To Coppolella's point, ESPN insider Keith Law ranked the Braves as the No. 2 pipeline behind the Red Sox back in July ... before Boston unloaded four highly regarded prospects to acquire Craig Kimbrel and Atlanta acquired its near-consensus top prospect, Newcomb, in the Simmons trade.

It's become a full-scale renovation project. In terms of FOX Sports South's prospect composite rankings updated last month, 16 of the franchise's top 20 prospects were not in the farm system at the end of the 2014 season.

The high-end young talent leans toward pitching — Newcomb, Lucas Sims, Kolby Allard, Touki Toussaint, Max Fried and Mike Soroka, not to mention top arms like Matt Wisler, Mike Foltynewicz and Manny Banuelos already cutting their teeth at the major-league level — but there are a few position players mixed in, including teenage shortstop Ozhaino Albies and promising bat Austin Riley. 

(It should be pointed out that top-10 prospects Sims and Albies were left over from the Frank Wren era, although Coppolella had a hand in their acquisitions while serving as assistant general manager at the time.)
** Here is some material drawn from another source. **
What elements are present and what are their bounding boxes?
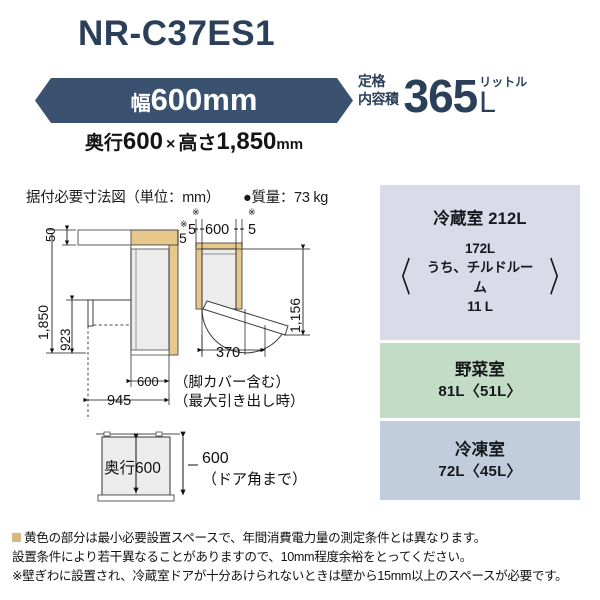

There's more talent coming, too. The team owns the No. 3 overall draft pick next summer and it has some of the deepest pockets to work with during the international signing period. Farm systems do not win championships, nor fill new stadiums, but if the franchise has bet right on even a fraction of its up-and-coming talent, the future looks bright.

"If you build a skyscraper, you build it from the bottom up," Coppelella said. "We aren't building to be good for one year and then to have it all fall apart. We took, in the first four picks in the draft last year, high-school kids. We've done a lot of work with foreign signings. We want to be good for a long time.

"We don't want the bottom to fall out the way it did in the second half of 2014, where we went to look for young players and there were none to be found."